无大的什么把握,救活的把握还是转醒的把握?
周祁心乱极了,所恨之人生死垂危,大喜之事,怎么难过比愉悦还多些?
听德观详道身上伤势,身竟怕得轻颤。
褚君陵落得报应,能抵他所受的万般痛,还怕什么,那人一死,自己便当真是自由身了。
也不是
褚君陵何其精明,怎么会放过他:“皇上一直不醒,便要将奴长久囚在殿中?”
德观不料他关注的点在这上头,差些接不住话:“公子不是最该关心皇上伤势?”
周祁手捂住脸,深深埋进膝间,心中痛苦挣扎一阵,仰靠到椅上,服输般叹:“可能准奴去见见皇上?”
“皇上有令,不让公子前去。”德观有点为难,对上周祁萧索无垠的眸光,又有点儿心软:“皇上是怕伤势骇然吓着公子,不愿您见了忧心。”
被问何不干脆瞒着,左右他被禁足,养心殿尽是君王的人,只要君王肯,消息断然传不到他耳中。
“这”德观至今也没想明白这事儿,是以没法解惑,含含混混忽悠两句,道有东西忘给周祁,命殿外奴才打开门,乱脚离开。

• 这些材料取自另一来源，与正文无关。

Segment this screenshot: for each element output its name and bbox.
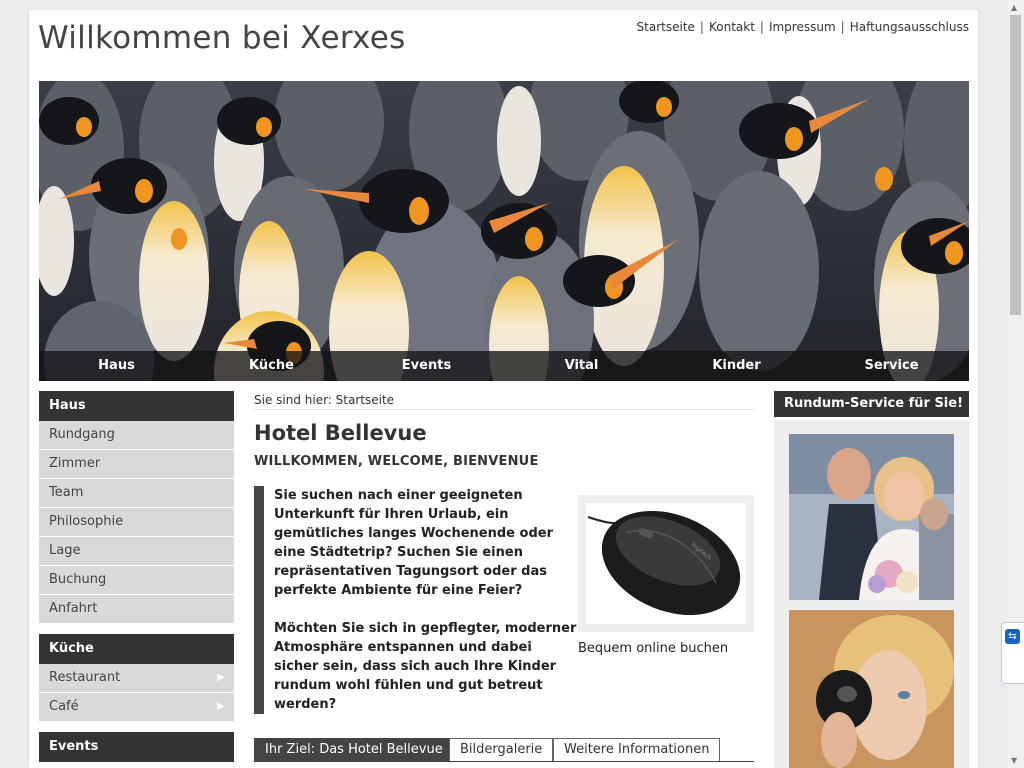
intro-quote: Sie suchen nach einer geeigneten Unterku…	[254, 486, 579, 714]
service-panel-title: Rundum-Service für Sie!	[774, 391, 969, 417]
sidebar-item-label: Café	[49, 699, 79, 714]
mainnav-kinder[interactable]: Kinder	[659, 351, 814, 381]
teamviewer-icon: ⇆	[1005, 629, 1020, 644]
sidebar-item-label: Restaurant	[49, 670, 121, 685]
online-booking-promo[interactable]: logitech	[578, 495, 754, 632]
sidebar-item-restaurant[interactable]: Restaurant ▶	[39, 664, 234, 693]
sidebar-section-events[interactable]: Events	[39, 732, 234, 762]
breadcrumb: Sie sind hier: Startseite	[254, 391, 754, 410]
tab-weitere-informationen[interactable]: Weitere Informationen	[553, 738, 721, 761]
scrollbar-thumb[interactable]	[1010, 15, 1021, 315]
sidebar-item-zimmer[interactable]: Zimmer	[39, 450, 234, 479]
topnav-haftungsausschluss[interactable]: Haftungsausschluss	[850, 20, 969, 34]
top-navigation: Startseite | Kontakt | Impressum | Haftungsaus…	[637, 20, 969, 34]
scroll-down-arrow-icon[interactable]: ▼	[1011, 756, 1017, 765]
sidebar-item-anfahrt[interactable]: Anfahrt	[39, 595, 234, 624]
mainnav-kueche[interactable]: Küche	[194, 351, 349, 381]
sidebar-section-haus[interactable]: Haus	[39, 391, 234, 421]
topnav-kontakt[interactable]: Kontakt	[709, 20, 755, 34]
sidebar-navigation: Haus Rundgang Zimmer Team Philosophie La…	[39, 391, 234, 762]
topnav-impressum[interactable]: Impressum	[769, 20, 836, 34]
page-subtitle: WILLKOMMEN, WELCOME, BIENVENUE	[254, 454, 539, 469]
mainnav-service[interactable]: Service	[814, 351, 969, 381]
computer-mouse-icon: logitech	[587, 510, 741, 616]
content-tabs: Ihr Ziel: Das Hotel Bellevue Bildergaler…	[254, 736, 754, 762]
hero-banner-penguins: Haus Küche Events Vital Kinder Service	[39, 81, 969, 381]
main-navigation: Haus Küche Events Vital Kinder Service	[39, 351, 969, 381]
sidebar-item-rundgang[interactable]: Rundgang	[39, 421, 234, 450]
sidebar-item-team[interactable]: Team	[39, 479, 234, 508]
service-panel: Rundum-Service für Sie!	[774, 391, 969, 768]
scroll-up-arrow-icon[interactable]: ▲	[1011, 3, 1017, 12]
mainnav-events[interactable]: Events	[349, 351, 504, 381]
mainnav-haus[interactable]: Haus	[39, 351, 194, 381]
mouse-image: logitech	[586, 503, 746, 624]
submenu-arrow-icon: ▶	[217, 672, 225, 683]
main-content: Sie sind hier: Startseite Hotel Bellevue…	[254, 391, 754, 762]
sidebar-section-kueche[interactable]: Küche	[39, 634, 234, 664]
page-title: Hotel Bellevue	[254, 421, 427, 445]
sidebar-item-cafe[interactable]: Café ▶	[39, 693, 234, 722]
penguin-colony-image	[39, 81, 969, 381]
sidebar-item-buchung[interactable]: Buchung	[39, 566, 234, 595]
separator: |	[759, 20, 764, 34]
tab-bildergalerie[interactable]: Bildergalerie	[449, 738, 554, 761]
separator: |	[699, 20, 704, 34]
service-panel-box	[774, 420, 969, 768]
remote-support-widget[interactable]: ⇆	[1001, 622, 1024, 684]
site-title: Willkommen bei Xerxes	[38, 20, 406, 56]
separator: |	[840, 20, 845, 34]
sidebar-item-philosophie[interactable]: Philosophie	[39, 508, 234, 537]
intro-paragraph: Möchten Sie sich in gepflegter, moderner…	[274, 621, 577, 712]
tab-hotel-bellevue[interactable]: Ihr Ziel: Das Hotel Bellevue	[254, 738, 454, 761]
promo-caption[interactable]: Bequem online buchen	[578, 641, 728, 656]
submenu-arrow-icon: ▶	[217, 701, 225, 712]
wedding-photo[interactable]	[789, 434, 954, 600]
mainnav-vital[interactable]: Vital	[504, 351, 659, 381]
sidebar-item-lage[interactable]: Lage	[39, 537, 234, 566]
topnav-startseite[interactable]: Startseite	[637, 20, 695, 34]
page: Willkommen bei Xerxes Startseite | Kontakt…	[29, 10, 978, 768]
intro-paragraph: Sie suchen nach einer geeigneten Unterku…	[274, 488, 553, 598]
beauty-photo[interactable]	[789, 610, 954, 768]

周祁听得落锁声,凄坐在位,后觉周一和小顺子今日没过来。
又是君王的意思?
“褚君陵”
‘怎么遇袭的是这人,受折磨的却还是他。’
心似麻绳根根勒着,不见血的痛。
走前还好好的,就去逛场庙会,怎就突然遭了刺杀,刺客怎又预见君王会于昨日出宫,巧的早早埋伏。
诸绪难析,突地忆起件事…
君王前阵提过一嘴,说去庙会是受地周夫人建议,还道周夫人生怕他不去似的,拿能解周祁心结游说,再三才劝得君王应允。
偏是庙会当日,君王遇刺,命在旦夕
若褚君陵所言尽真,下令将他囚禁在殿,是怀疑他?
当是命中有定保不住周氏,身寒瑟骨,如坠万丈冰崖。
德观抱着箱子进殿,就见周祁惊惶蜷缩在椅子上,双手抱膝眼目无神,见他进屋呆没反应,良久僵站起身,受德观关切屈身跪下,气息绝望,乞首要君王给个痛快。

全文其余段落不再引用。